In the immediate aftermath of an enthralling World Series (go Giants!), it’s not surprising that it’s taking a while to get out of baseball mode.
I did not have the benefit of growing up with America’s pastime, but I do know there’s quite a bit of strategy in the game. The value of getting the matchup part of the strategy right is evidenced by the cutting-edge research in this space, but that’s a topic for another day. Another concept brought up at various points in the World Series that I found intriguing was batters “going with the pitch” to increase their chances of a positive result on the play. This means recognizing the pitch and hitting the ball to right or left field depending on what kind of pitch was thrown, in the direction the pitch most naturally wants to go.
It has occurred to me that “going with the pitch” is applicable to the world of big data analytics as well. In other words, watch intently for the trends in big-data analytics, and adapt your approach based on where analytics is headed. In our conversations with customers and analysts, and as we keep our finger on the pulse of the market, we definitely see a move toward in-memory analytics in the Hadoop® ecosystem.

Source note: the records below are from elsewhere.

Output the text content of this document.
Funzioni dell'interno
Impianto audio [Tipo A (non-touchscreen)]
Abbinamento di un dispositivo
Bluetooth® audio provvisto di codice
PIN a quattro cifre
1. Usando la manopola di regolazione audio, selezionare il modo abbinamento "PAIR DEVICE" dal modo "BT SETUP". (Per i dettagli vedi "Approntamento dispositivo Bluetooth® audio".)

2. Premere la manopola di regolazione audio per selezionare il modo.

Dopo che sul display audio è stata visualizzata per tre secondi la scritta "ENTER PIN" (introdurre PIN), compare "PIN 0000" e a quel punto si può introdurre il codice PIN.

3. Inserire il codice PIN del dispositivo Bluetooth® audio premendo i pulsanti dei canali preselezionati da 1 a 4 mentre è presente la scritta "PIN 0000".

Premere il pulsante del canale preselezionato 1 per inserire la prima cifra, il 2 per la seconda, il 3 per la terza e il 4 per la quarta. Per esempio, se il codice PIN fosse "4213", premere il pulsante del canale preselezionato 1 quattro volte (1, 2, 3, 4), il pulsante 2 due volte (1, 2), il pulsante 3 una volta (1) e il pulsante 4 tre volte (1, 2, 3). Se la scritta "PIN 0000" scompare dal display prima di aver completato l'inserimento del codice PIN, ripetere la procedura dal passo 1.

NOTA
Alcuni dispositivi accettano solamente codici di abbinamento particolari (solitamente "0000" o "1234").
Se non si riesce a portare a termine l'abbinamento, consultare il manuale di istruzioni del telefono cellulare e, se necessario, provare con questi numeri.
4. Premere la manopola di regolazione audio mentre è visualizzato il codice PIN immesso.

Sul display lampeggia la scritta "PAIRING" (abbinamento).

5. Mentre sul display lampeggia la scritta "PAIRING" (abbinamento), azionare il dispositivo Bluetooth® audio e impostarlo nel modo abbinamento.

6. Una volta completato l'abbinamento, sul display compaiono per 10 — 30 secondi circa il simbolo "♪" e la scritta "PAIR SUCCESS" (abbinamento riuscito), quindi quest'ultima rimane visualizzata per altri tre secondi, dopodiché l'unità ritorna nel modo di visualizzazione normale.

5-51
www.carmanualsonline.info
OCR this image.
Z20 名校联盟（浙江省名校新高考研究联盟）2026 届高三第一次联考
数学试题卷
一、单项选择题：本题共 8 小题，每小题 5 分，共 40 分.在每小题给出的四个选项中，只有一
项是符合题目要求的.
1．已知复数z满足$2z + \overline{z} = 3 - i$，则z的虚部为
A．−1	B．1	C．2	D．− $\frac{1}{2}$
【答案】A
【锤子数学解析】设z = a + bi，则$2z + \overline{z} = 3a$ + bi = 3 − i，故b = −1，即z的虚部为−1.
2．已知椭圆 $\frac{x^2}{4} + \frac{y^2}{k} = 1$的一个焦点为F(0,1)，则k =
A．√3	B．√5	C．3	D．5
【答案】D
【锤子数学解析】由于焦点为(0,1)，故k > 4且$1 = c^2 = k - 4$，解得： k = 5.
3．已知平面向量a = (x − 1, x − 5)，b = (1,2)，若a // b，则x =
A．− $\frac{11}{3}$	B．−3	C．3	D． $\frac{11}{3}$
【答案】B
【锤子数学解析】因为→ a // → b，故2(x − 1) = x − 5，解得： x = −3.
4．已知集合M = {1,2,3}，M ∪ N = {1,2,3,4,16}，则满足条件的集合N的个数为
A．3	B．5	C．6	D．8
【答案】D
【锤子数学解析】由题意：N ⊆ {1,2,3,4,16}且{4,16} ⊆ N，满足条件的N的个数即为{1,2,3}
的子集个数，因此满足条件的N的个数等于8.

The Rise of In-Memory Analytics
Hadoop started out targeting batch-oriented processing, such as the construction of web indexes at well-known Internet companies, but more recently we have seen a demand for and an emergence of low-latency processing as Hadoop adoption grows. It is in fact the movement of Hadoop into the mainstream that necessitates the need for lower latency. For every data scientist who is accustomed to longer analytic cycles, there are potentially hundreds of business analysts who have expectations of short query times, interactive exploration and instantaneous visualizations.
Another factor is the proliferation of streaming data that has to be processed as soon as it arrives. Consider the growth in data from sources such as social media, mobile devices, and sensors. If there is an area that is as hot as big data right now, it would be the Internet of Things, which promises to demand even more complex analytics on vast amounts of high-velocity data. Decisions often have to be made in short timeframes based on data arriving in real time in order to capture opportunities as they occur, driving the need for low-latency performance.
The economics of in-memory computing have certainly helped speed this trend. It is now quite realistic for organizations to purchase multiterabyte memory for analytics at reasonable cost, a scale at which useful analytics can be performed. Add to that the availability of open-source software predicated on memory-centric processing, and in-memory analytics is no longer for the rarefied few.
Going with the In-Memory Pitch
Recognizing the importance of in-memory analytics early on, Cray formulated a strategy that targets this next generation of analytics. Cray launched the Urika-XA™ extreme analytics platform at Strata+Hadoop World in New York in October. Coming pre-integrated with the Apache Spark™ in-memory cluster computing framework and possessing a beefy 1,500 CPU cores and 6 terabytes of RAM in a single rack, the Urika-XA platform is perfectly set up for the new wave of large-scale data analytics.
In a not entirely unexpected coincidence, Spark featured heavily at the Strata conference in product announcements and speaking sessions. The industry concurs that in-memory processing is the direction in which we are headed. This is the ball that is bearing down on you at the plate. Will you go with the pitch and build your analytics infrastructure with next-generation in-memory analytics in mind? If you do, we fully expect you to deliver a solid hit.